Le cardinal Ambongo appelle l'Église africaine à embrasser une culture d'écoute plus profonde

SECAM Communications · 5 août 2026 · 3 min lire

Le Président du Symposium des Conférences épiscopales d'Afrique et de Madagascar (SECAM), le Cardinal Fridolin Ambongo, a appelé l'Eglise en Afrique à embrasser une culture plus profonde d'écoute, de discernement partagé et de coresponsabilité alors que le continent commence à préparer l'Assemblée ecclésiale de 2028.

Ouverture du premier séminaire préparatoire de l'Église en Afrique sur le thème « L'Église synodale en Afrique : Voyage vers l'Assemblée ecclésiale de 2028 » à Addis-Abeba, le cardinal Ambongo, archevêque de Kinshasa et président du SECAM, a décrit le rassemblement comme un moment important dans la vie de l'Église africaine et le début d'un processus continental plus large de discernement.
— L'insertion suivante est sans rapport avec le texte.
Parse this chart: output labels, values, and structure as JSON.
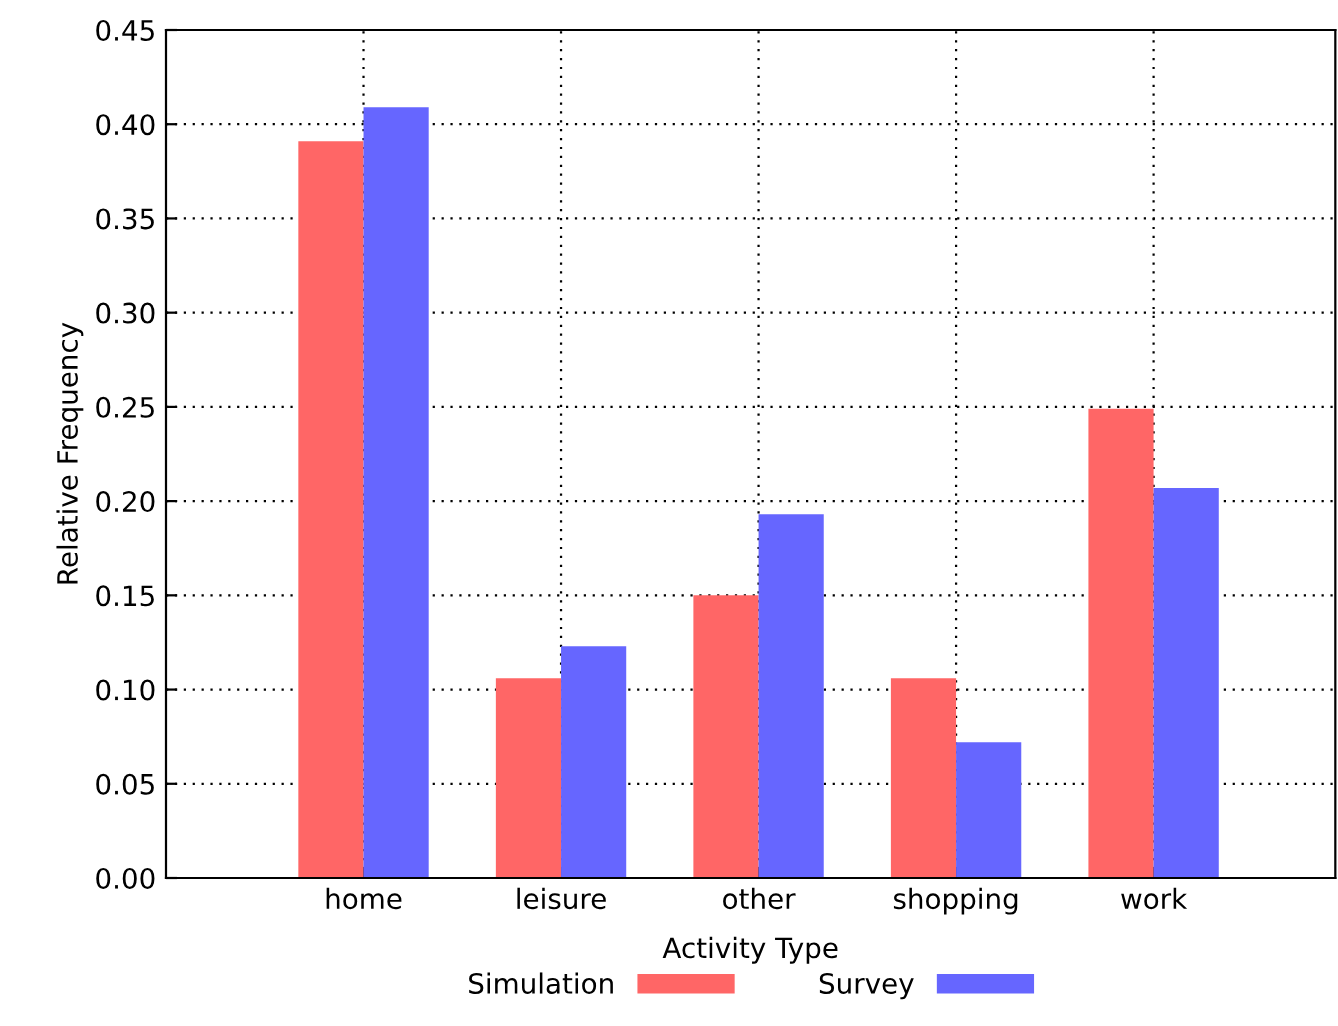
{
  "chart_data": {
    "type": "bar",
    "xlabel": "Activity Type",
    "ylabel": "Relative Frequency",
    "categories": [
      "home",
      "leisure",
      "other",
      "shopping",
      "work"
    ],
    "series": [
      {
        "name": "Simulation",
        "color": "#ff6666",
        "values": [
          0.391,
          0.106,
          0.15,
          0.106,
          0.249
        ]
      },
      {
        "name": "Survey",
        "color": "#6666ff",
        "values": [
          0.409,
          0.123,
          0.193,
          0.072,
          0.207
        ]
      }
    ],
    "ylim": [
      0,
      0.45
    ],
    "yticks": [
      {
        "value": 0,
        "label": "0.00"
      },
      {
        "value": 0.05,
        "label": "0.05"
      },
      {
        "value": 0.1,
        "label": "0.10"
      },
      {
        "value": 0.15,
        "label": "0.15"
      },
      {
        "value": 0.2,
        "label": "0.20"
      },
      {
        "value": 0.25,
        "label": "0.25"
      },
      {
        "value": 0.3,
        "label": "0.30"
      },
      {
        "value": 0.35,
        "label": "0.35"
      },
      {
        "value": 0.4,
        "label": "0.40"
      },
      {
        "value": 0.45,
        "label": "0.45"
      }
    ],
    "grid": true,
    "legend": "bottom"
  }
}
Il a dit que le séminaire vient à un moment charnière pour l'Église universelle, alors que les catholiques réfléchissent à la façon de devenir « une Église plus synodale et missionnaire ». Il a exhorté les participants à aborder le processus comme un discernement spirituel visant à reconnaître les signes de l'action de Dieu au sein des communautés chrétiennes.
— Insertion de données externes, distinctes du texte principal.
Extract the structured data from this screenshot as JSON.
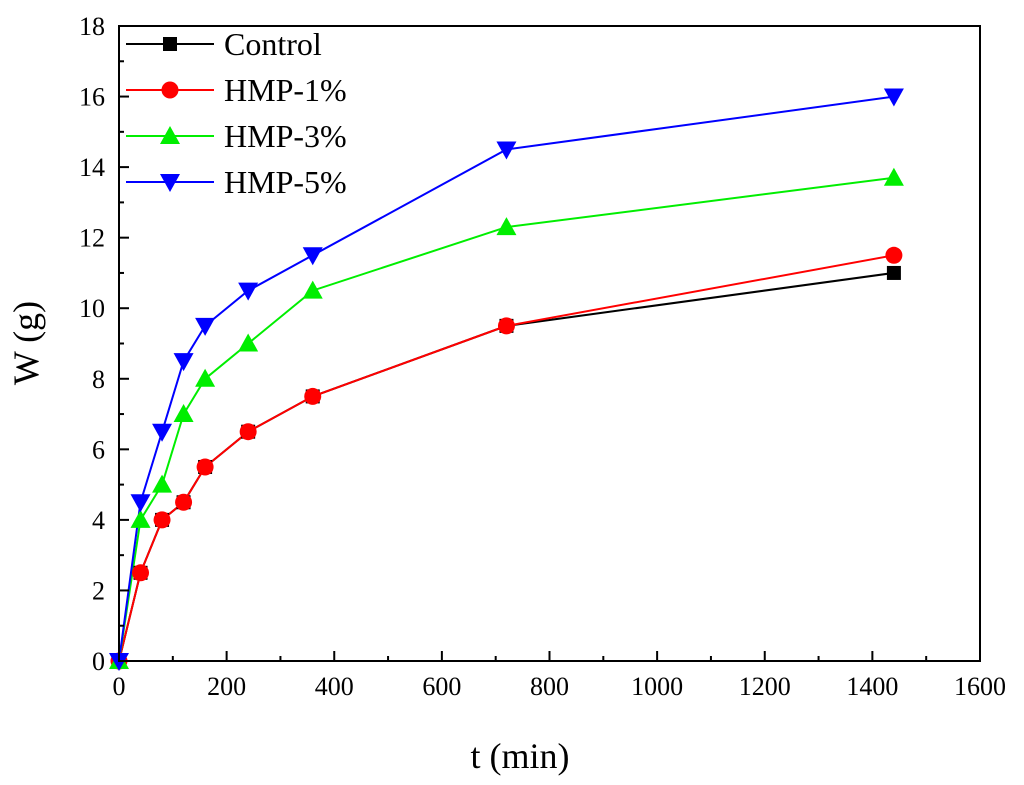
{
  "chart_data": {
    "type": "line",
    "xlabel": "t (min)",
    "ylabel": "W (g)",
    "xlim": [
      0,
      1600
    ],
    "ylim": [
      0,
      18
    ],
    "xticks": [
      0,
      200,
      400,
      600,
      800,
      1000,
      1200,
      1400,
      1600
    ],
    "yticks": [
      0,
      2,
      4,
      6,
      8,
      10,
      12,
      14,
      16,
      18
    ],
    "grid": false,
    "legend_position": "top-left",
    "series": [
      {
        "name": "Control",
        "color": "#000000",
        "marker": "square",
        "x": [
          0,
          40,
          80,
          120,
          160,
          240,
          360,
          720,
          1440
        ],
        "y": [
          0,
          2.5,
          4.0,
          4.5,
          5.5,
          6.5,
          7.5,
          9.5,
          11.0
        ]
      },
      {
        "name": "HMP-1%",
        "color": "#ff0000",
        "marker": "circle",
        "x": [
          0,
          40,
          80,
          120,
          160,
          240,
          360,
          720,
          1440
        ],
        "y": [
          0,
          2.5,
          4.0,
          4.5,
          5.5,
          6.5,
          7.5,
          9.5,
          11.5
        ]
      },
      {
        "name": "HMP-3%",
        "color": "#00ee00",
        "marker": "triangle-up",
        "x": [
          0,
          40,
          80,
          120,
          160,
          240,
          360,
          720,
          1440
        ],
        "y": [
          0,
          4.0,
          5.0,
          7.0,
          8.0,
          9.0,
          10.5,
          12.3,
          13.7
        ]
      },
      {
        "name": "HMP-5%",
        "color": "#0000ff",
        "marker": "triangle-down",
        "x": [
          0,
          40,
          80,
          120,
          160,
          240,
          360,
          720,
          1440
        ],
        "y": [
          0,
          4.5,
          6.5,
          8.5,
          9.5,
          10.5,
          11.5,
          14.5,
          16.0
        ]
      }
    ]
  }
}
« L'Afrique aborde ce processus avec humilité, mais aussi avec confiance », a déclaré le cardinal congolais, soulignant que le continent a beaucoup à contribuer à l'Eglise universelle.

L'engagement des fidèles laïcs

Il a souligné l'expérience africaine de la vie communautaire, la vitalité des petites communautés chrétiennes, l'engagement des catéchistes et des fidèles laïcs, la contribution des femmes, l'enthousiasme missionnaire des jeunes et les traditions africaines de dialogue, de réconciliation et de solidarité comme dons capables d'enrichir l'Église en général.

Dans le même temps, le président du SECAM a reconnu les défis importants auxquels sont confrontées de nombreuses Églises locales africaines, notamment la pauvreté, les conflits, les déplacements forcés, l'insécurité, les ressources limitées et l'insuffisance de la formation en synodalité.

Il a également noté que certaines communautés continuent de lutter pour aller au-delà d'une culture de consultation vers « une culture de discernement partagé et de coresponsabilité ». Au lieu de devenir des sources de découragement, il a dit que ces réalités devraient inspirer un nouvel espoir et un nouvel engagement.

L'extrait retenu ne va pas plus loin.